The use of gene drives won’t be able to move forward without wide public support. And that could be difficult to win given how it is already dividing conservationists. Some groups, like Friends of the Earth, are deeply suspicious of any genetic engineering and call genes drives a “false solution to the real problem of biodiversity loss.”
Cummings, the environmental lawyer who is also the author of a book critical of GMOs, says she’s also alarmed by the plans to target female mice. “Daughterless anything is a problem,” she says. “The whole ‘eliminate the female’ concept needs to be looked at philosophically and ethically.” Cummings, who has listened to Island Conservation’s arguments, says she’s come to the conclusion that saving seabirds from rats is being used to “whitewash this technology, give it moral cover, when it might be the world’s most dangerous bioweapon.”
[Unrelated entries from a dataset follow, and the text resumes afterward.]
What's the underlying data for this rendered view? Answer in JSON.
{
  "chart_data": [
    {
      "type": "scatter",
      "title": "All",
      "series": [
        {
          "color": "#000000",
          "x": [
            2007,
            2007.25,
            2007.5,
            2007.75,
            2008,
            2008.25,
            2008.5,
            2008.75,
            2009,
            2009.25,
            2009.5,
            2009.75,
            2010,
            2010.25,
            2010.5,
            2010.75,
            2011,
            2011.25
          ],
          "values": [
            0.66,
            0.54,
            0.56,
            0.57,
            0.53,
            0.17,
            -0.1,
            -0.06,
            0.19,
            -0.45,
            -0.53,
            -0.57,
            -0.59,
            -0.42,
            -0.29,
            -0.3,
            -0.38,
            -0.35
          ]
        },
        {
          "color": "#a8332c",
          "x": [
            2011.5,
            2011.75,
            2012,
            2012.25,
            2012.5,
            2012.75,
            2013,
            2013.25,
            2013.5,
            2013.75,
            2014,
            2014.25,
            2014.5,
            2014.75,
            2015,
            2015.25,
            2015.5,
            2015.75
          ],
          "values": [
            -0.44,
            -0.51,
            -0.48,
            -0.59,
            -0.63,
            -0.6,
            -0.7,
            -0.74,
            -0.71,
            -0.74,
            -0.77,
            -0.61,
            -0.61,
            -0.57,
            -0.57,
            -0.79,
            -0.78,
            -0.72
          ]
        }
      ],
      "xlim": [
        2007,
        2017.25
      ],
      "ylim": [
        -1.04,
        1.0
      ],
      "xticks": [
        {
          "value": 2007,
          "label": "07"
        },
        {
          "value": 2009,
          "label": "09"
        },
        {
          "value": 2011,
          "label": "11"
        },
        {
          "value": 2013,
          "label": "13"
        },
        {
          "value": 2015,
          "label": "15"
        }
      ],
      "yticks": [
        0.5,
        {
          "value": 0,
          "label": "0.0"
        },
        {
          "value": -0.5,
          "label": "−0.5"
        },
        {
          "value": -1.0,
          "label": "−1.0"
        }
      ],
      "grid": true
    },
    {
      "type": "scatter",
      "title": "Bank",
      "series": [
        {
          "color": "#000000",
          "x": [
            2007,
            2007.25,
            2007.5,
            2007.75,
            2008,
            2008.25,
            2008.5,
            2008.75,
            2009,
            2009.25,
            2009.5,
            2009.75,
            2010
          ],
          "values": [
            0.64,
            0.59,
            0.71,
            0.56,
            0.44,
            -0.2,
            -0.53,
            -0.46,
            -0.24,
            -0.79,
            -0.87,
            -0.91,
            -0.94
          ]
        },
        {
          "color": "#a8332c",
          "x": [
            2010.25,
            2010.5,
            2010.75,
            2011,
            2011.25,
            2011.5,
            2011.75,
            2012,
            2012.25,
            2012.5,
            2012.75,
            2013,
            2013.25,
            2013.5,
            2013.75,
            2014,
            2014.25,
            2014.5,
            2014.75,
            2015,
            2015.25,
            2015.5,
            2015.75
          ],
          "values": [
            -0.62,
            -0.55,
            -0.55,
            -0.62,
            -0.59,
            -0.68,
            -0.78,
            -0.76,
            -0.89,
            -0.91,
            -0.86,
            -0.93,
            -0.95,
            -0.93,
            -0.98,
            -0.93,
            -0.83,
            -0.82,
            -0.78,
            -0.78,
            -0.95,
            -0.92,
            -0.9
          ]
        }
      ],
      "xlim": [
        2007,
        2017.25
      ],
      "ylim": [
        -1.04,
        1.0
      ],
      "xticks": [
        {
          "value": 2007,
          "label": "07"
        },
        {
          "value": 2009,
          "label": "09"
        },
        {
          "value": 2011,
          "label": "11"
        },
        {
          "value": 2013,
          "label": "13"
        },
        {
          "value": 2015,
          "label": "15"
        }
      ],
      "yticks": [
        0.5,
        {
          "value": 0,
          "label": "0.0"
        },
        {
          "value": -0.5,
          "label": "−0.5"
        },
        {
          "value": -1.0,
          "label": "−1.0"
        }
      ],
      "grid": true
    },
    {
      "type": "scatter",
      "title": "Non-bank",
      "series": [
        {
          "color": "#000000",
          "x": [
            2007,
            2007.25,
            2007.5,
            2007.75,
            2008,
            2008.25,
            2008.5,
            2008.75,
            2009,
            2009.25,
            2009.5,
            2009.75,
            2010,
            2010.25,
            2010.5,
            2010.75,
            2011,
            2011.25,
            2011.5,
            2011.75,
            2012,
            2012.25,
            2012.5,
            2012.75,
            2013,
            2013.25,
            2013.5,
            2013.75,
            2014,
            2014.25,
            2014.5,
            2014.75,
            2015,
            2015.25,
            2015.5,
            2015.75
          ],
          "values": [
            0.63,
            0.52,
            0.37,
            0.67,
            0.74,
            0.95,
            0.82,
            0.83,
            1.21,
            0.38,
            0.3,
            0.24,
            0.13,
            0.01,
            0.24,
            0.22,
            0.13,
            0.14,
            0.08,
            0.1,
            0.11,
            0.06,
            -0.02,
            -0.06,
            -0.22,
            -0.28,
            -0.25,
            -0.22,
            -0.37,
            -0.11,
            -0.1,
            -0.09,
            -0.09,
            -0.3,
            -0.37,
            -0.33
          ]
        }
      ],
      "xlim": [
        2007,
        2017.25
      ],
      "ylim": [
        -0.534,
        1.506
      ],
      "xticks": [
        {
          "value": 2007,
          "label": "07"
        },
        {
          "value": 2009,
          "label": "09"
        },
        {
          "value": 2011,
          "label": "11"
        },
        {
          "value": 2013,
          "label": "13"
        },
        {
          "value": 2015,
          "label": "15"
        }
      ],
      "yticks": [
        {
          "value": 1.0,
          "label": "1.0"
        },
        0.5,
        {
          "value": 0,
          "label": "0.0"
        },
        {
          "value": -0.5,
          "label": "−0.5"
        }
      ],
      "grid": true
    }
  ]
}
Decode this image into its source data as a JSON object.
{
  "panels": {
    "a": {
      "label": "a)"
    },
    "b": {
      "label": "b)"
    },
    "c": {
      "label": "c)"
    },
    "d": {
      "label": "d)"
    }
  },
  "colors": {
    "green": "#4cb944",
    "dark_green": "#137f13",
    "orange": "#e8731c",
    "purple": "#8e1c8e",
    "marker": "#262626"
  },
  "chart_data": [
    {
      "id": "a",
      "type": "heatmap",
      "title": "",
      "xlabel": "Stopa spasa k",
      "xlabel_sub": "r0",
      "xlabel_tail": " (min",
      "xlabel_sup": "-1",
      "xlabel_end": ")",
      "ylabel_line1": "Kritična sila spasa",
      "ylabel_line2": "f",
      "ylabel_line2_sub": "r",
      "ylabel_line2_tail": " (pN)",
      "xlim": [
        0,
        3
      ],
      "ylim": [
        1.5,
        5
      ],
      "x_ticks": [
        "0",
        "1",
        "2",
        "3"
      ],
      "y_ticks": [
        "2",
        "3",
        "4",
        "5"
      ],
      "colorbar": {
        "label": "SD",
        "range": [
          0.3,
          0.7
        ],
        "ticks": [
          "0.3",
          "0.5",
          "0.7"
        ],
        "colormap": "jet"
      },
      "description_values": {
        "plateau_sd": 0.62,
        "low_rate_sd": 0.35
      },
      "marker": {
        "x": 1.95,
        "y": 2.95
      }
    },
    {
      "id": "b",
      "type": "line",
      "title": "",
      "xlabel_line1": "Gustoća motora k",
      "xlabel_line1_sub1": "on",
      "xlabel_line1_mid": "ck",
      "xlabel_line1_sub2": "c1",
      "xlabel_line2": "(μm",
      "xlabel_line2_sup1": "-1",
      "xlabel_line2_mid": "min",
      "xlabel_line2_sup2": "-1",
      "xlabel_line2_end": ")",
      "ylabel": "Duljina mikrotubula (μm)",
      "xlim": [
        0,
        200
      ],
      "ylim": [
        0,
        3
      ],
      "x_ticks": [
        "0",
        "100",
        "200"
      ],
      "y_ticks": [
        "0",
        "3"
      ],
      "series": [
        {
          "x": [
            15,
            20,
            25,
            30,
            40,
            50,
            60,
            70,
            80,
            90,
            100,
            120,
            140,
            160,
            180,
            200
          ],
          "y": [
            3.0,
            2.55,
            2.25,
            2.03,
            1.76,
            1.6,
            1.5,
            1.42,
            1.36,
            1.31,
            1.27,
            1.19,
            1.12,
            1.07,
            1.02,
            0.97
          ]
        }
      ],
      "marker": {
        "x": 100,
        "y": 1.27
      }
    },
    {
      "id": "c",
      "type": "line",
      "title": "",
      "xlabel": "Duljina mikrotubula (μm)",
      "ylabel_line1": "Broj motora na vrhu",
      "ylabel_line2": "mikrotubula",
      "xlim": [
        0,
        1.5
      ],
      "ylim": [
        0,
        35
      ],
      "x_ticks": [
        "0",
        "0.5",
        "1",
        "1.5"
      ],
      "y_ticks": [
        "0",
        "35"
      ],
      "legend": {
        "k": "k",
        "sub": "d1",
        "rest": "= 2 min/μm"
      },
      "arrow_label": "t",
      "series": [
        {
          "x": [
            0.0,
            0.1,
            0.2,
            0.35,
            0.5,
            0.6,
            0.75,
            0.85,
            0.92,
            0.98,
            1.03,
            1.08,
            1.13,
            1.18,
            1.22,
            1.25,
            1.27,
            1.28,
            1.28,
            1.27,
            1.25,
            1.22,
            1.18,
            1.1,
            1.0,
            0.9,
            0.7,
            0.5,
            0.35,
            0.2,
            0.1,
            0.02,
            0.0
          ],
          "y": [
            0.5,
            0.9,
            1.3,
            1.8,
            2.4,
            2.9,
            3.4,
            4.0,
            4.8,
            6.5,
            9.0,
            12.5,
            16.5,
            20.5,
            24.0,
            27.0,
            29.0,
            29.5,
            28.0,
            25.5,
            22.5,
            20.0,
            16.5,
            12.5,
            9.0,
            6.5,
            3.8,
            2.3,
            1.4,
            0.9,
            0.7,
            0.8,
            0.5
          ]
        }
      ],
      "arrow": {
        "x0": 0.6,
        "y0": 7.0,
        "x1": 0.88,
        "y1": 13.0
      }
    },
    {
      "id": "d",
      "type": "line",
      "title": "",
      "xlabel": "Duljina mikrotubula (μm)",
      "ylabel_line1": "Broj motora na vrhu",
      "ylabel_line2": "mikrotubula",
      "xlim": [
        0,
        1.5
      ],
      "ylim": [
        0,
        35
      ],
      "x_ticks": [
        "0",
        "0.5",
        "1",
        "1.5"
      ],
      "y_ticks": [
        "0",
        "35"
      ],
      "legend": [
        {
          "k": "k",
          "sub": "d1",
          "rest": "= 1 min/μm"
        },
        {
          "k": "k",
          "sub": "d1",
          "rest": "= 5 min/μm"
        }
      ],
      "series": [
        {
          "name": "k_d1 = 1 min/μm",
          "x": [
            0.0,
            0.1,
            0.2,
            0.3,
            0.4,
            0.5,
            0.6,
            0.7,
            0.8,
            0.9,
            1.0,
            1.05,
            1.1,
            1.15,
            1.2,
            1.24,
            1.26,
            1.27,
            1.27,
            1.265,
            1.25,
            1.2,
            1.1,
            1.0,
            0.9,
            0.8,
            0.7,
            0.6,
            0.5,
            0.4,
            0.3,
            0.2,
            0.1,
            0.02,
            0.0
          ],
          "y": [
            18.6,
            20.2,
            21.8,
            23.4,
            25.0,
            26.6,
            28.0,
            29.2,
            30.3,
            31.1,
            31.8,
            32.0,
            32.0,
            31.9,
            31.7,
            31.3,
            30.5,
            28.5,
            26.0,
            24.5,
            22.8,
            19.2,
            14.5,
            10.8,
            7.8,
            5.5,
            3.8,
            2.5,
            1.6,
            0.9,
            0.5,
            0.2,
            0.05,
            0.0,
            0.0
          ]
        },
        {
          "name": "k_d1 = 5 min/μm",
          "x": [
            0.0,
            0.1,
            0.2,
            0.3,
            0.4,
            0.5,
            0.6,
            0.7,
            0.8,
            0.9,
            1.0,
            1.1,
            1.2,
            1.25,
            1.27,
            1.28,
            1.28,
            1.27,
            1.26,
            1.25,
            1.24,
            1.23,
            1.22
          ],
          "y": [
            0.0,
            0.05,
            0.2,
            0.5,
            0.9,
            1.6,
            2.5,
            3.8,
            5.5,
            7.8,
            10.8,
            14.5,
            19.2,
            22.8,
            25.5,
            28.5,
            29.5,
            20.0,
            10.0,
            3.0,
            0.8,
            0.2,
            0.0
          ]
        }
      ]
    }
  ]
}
The two sides debated several times last year, most recently in December, at a meeting in Cancun of the UN Convention on Biodiversity, where activists including Friends of the Earth and ETC Group rallied about 170 civil society groups calling for a moratorium on gene drives. A letter signed by luminaries including the primatologist Jane Goodall warned that “genocidal genes” could have “consequences beyond our comprehension.”
The effort to compel a ban fell short.